In a patient with MASP2 deficiency (613791), Stengaard-Pedersen et al. (2003) identified homozygosity for a mutation in exon 3 of the MASP2 gene, resulting in an asp120-to-gly (D120G) substitution (or asp105-to-gly (D105G) in the mature protein) in the CUB1 domain. The patient was in his mid-thirties and had frequent infections and chronic inflammatory disease, including pulmonary fibrosis. The mutation was present in heterozygous state in the patient's parents, brother, and both of his children.
Heterozygosity for the D120G SNP has been shown to occur in Caucasians at a frequency of 3.9% (Thiel et al., 2007). Sokolowska et al. (2015) noted that early reports estimated a frequency of total MASP2 deficiency due a homozygous D120G SNP of 6 in 10,000 (0.0006), whereas subsequent reports indicated that the frequency may be higher, up to 0.0036 or 0.0061.
St. Swierzko et al. (2009) investigated cord blood MASP2 concentrations in a large cohort of 1,788 neonates of Caucasian origin: the median value was 93 ng/ml. Serum MASP2 concentrations correlated with gestational age and birthweight and were significantly lower in premature babies and other pre-term babies compared with term babies. Neonates with MASP2 concentrations below 42 ng/ml were considered to be MASP2-deficient and had a shorter mean gestational age and a higher incidence of prematurity and low birthweight; however, they did not have increased perinatal infections compared to the others. Among 362 samples tested for the D120G SNP, none were homozygous. Heterozygosity for this allele significantly influenced the protein concentration, but not the lectin pathway of complement activity (MBL-MASP2 complex activity). There was no association between this SNP and prematurity, low birthweight, or perinatal infections.

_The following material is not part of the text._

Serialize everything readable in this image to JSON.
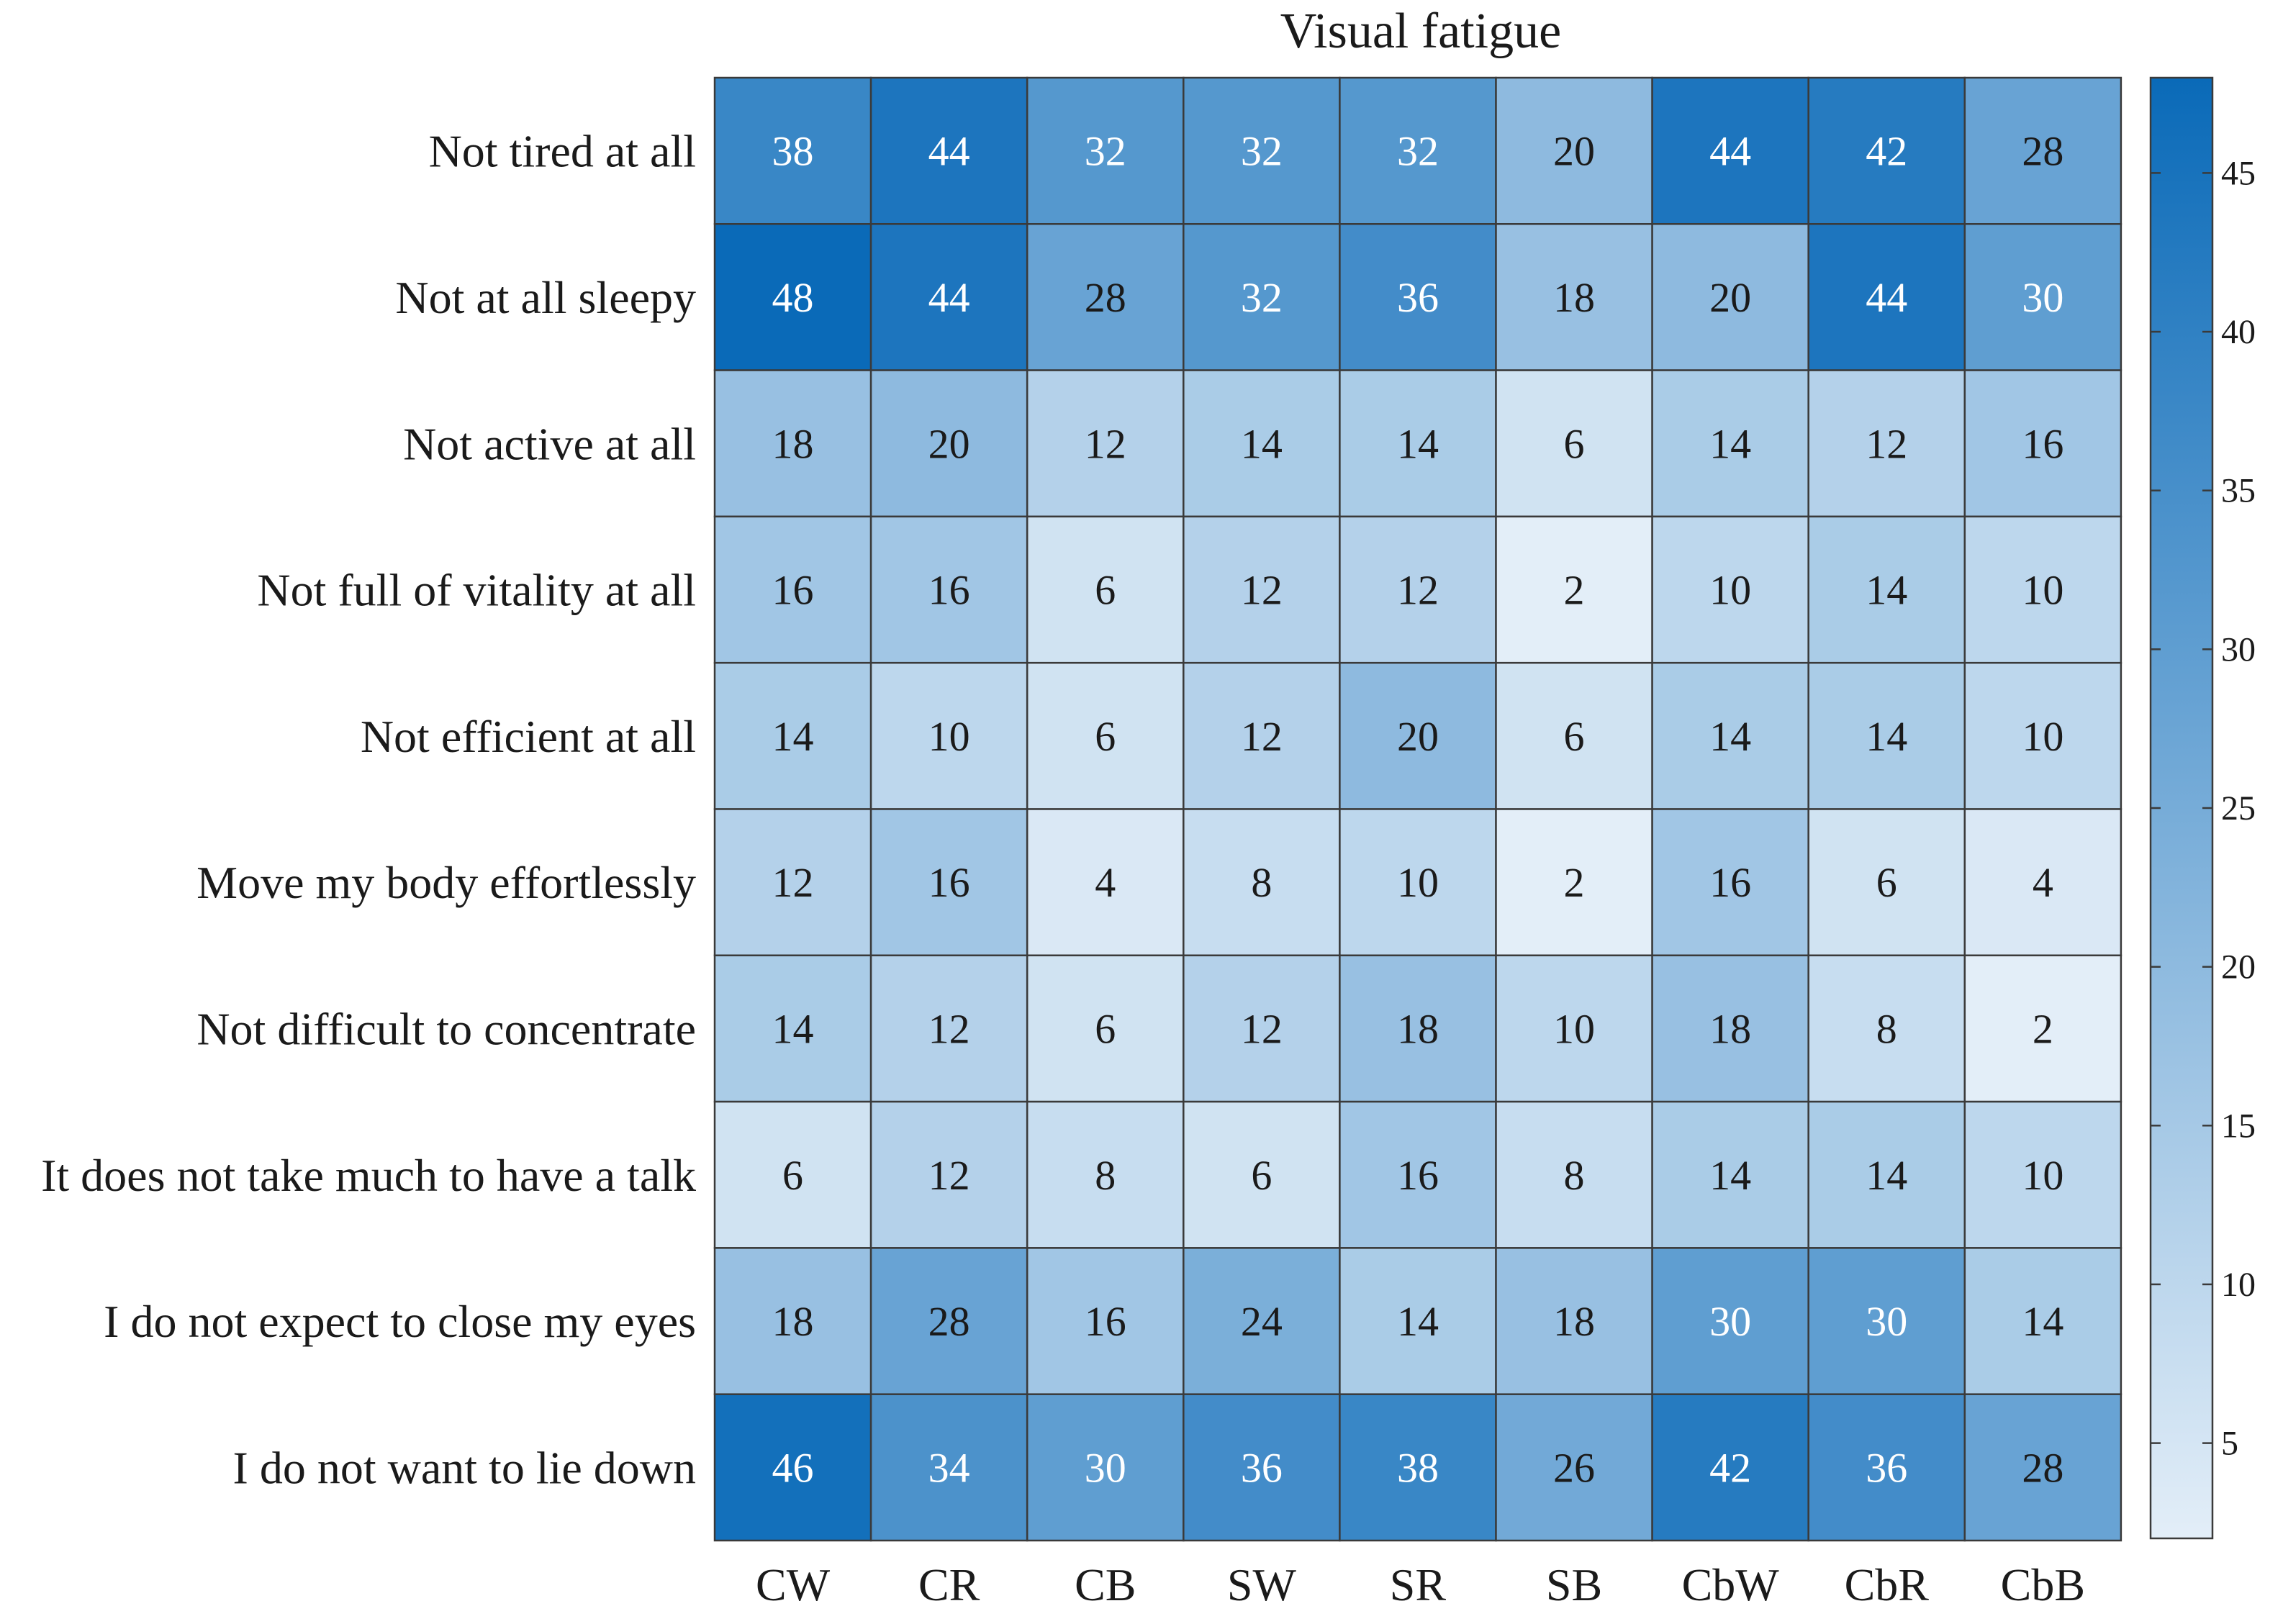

Sokolowska et al. (2015) reported 2 unrelated individuals with pulmonary tuberculosis who were homozygous for the MASP2 D120G polymorphism. One was a 72-year-old man with chronic obstructive pulmonary disease, whereas the other was a 36-year-old woman with no other comorbidities. In addition, 1 of 276 healthy controls was homozygous for the D120G variant. All 3 individuals had low MASP2 serum concentrations and low MBL-MASP2 complex activities. One of the tuberculosis patients also had an MBL2 (154545) mutation (154545.0001) that affected both MBL serum concentration and activity. In a review of published cases including their 2 cases, Sokolowska et al. (2015) noted that 10 patients with MASP2 deficiency and serious diseases, mainly affecting the respiratory tract, had been reported. However, 7 healthy controls homozygous for MASP2 deficiency had also been reported. Thus, the clinical impact of MASP2 deficiency remained uncertain.